Opinioni

Lo studente egiziano. Nulla di intentato per Zaki ma nulla di avventato

Riccardo Redaelli mercoledì 15 settembre 2021

Garantire piena solidarietà, calibrare pressioni e mosse Si è aperto ieri ed è subito stato rinviato a fine mese il processo a Patrick Zaki, ormai un simbolo della arbitrarietà del sistema giudiziario egiziano e un altro caso, dopo la tragica vicenda di Giulio Regeni, che scuote i rapporti fra Roma e Il Cairo. Non cessano infatti le manifestazioni di solidarietà nel nostro Paese e le iniziative per aiutare il giovane attivista, studente dell’Università di Bologna, che ha già passato un anno e sette mesi di duro carcere preventivo. In particolare, crescono le richieste affinché il nostro governo conceda la cittadinanza italiana a Zaki, con l’idea che l’essere italiano possa rafforzarne la sua posizione nelle fasi processuali.

Favorendone, se non l’assoluzione, almeno la scarcerazione. Una richiesta che nasce da motivazioni nobili e che non possono che essere totalmente condivise: non possiamo accettare che cada il silenzio sulle sorti di un giovane colpevole solo di aver sottolineato le violazioni dei diritti umani e la mancanza di libertà politica nell’Egitto di al-Sisi. Tuttavia, non va taciuto il rischio che la concessione della cittadinanza possa rivelarsi controproducente, finendo paradossalmente per danneggiarlo invece che aiutarlo. Ciò che suscita sempre le reazioni dei governi autocratici – e al Cairo sembrano di questi tempi decisamente molto reattivi – è l’idea che dall’esterno vi siano interferenze tese a ledere la propria autonomia nel giudizio, o che suonino come la richiesta di un’umiliante resa alle 'richieste occidentali'.

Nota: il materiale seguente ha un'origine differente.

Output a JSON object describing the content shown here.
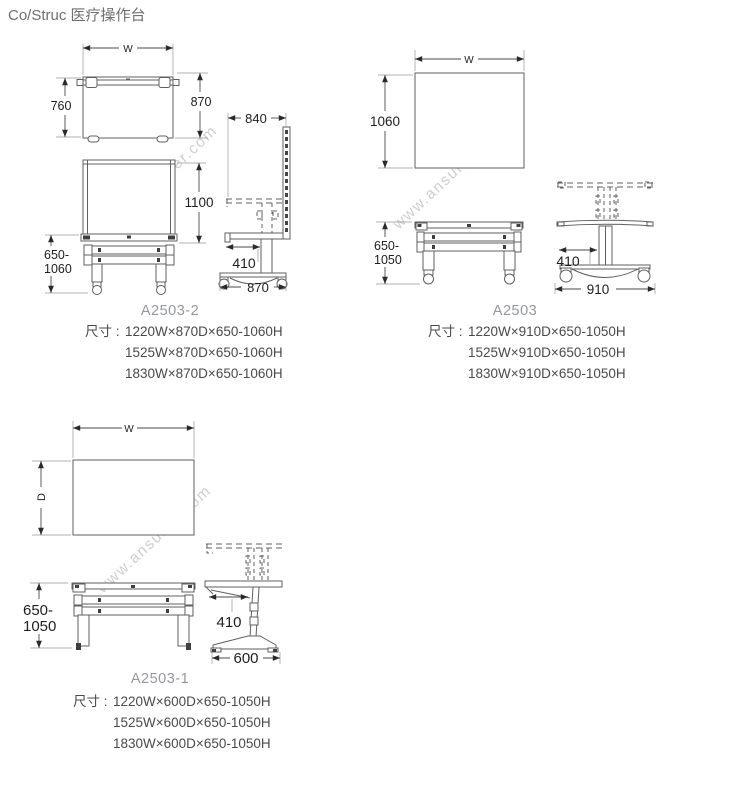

Dare a Zaki la cittadinanza dopo l’avvio di un processo a suo carico potrebbe così essere un boomerang più che uno scudo, perché spingerebbe il sistema a condannarlo in modo esemplare, per mostrare la fermezza del regime. Nelle carceri egiziani vi sono, per esempio, sedici cittadini statunitensi la cui scarcerazione Washington – nonostante l’influenza politica decisamente superiore alla nostra – non è ancora riuscita a ottenere. Il presidente al-Sisi cerca da anni di accentuare il suo ruolo da alleato dell’Occidente, un bastione contro l’estremismo islamista e i movimenti jihadisti, affermando inoltre di voler proteggere la minoranza religiosa dei copti ortodossi e cattolici da ogni minaccia; una scelta di campo che mischia le sue convinzioni personali alla convenienza tattica e alle dinamiche geopolitiche regionali.

Ma sui diritti civili e sulle libertà politiche il bilancio è molto deludente, tanto che la nuova amministrazione del presidente Biden sta condizionando una serie di aiuti e di forniture militari proprio a un miglioramento della situazione (oltre che per far leva sul governo e ottenere il ritorno in patria dei sedici americani). Al Cairo, insomma, si stanno accorgendo che alla Casa Bianca non siede più l’ex presidente Trump, che definiva al-Sisi «il suo dittatore preferito». Non a caso, l’Egitto ha avviato la propria «strategia nazionale per i diritti umani»: un programma di ampio respiro per rafforzare il rispetto dei diritti umani, politici, personali e in campo economico-imprenditoriale. Ma subito il governo ha messo le mani avanti: i diritti umani vanno declinati secondo le tradizioni religiose, storiche e culturali del Paese, non presi acriticamente dall’Occidente.

E, soprattutto, c’è bisogno di tempo per implementarli. Insomma, in molti temono che il tutto si risolva in uno semplice spettacolino a uso e consumo della comunità internazionale, senza che vi sia un miglioramento delle reali condizioni per la popolazione. E del resto, la possibilità di fare pressione da parte dei Paesi occidentali, gli unici interessati alla questione dei diritti umani – anche se spesso distrattamente e in modo ondivago – è oggi limitata: la percezione di un declino degli Usa, amplificato dalla disastrosa umiliazione afghana, il ruolo crescente di altri attori internazionali che quei diritti non rispettano neppure a casa loro (come Cina, Russia, Turchia, per fare qualche esempio), le divisioni e le fragilità della politica estera europea non giocano certo a favore. Il futuro per Patrick Zaki rimane così terribilmente incerto. Come complessa rimane la comprensione di quali siano le strategie migliori per aiutarlo da qui. Non serve nulla di malcalcolato e avventato, ma nulla di serio deve restare intentato.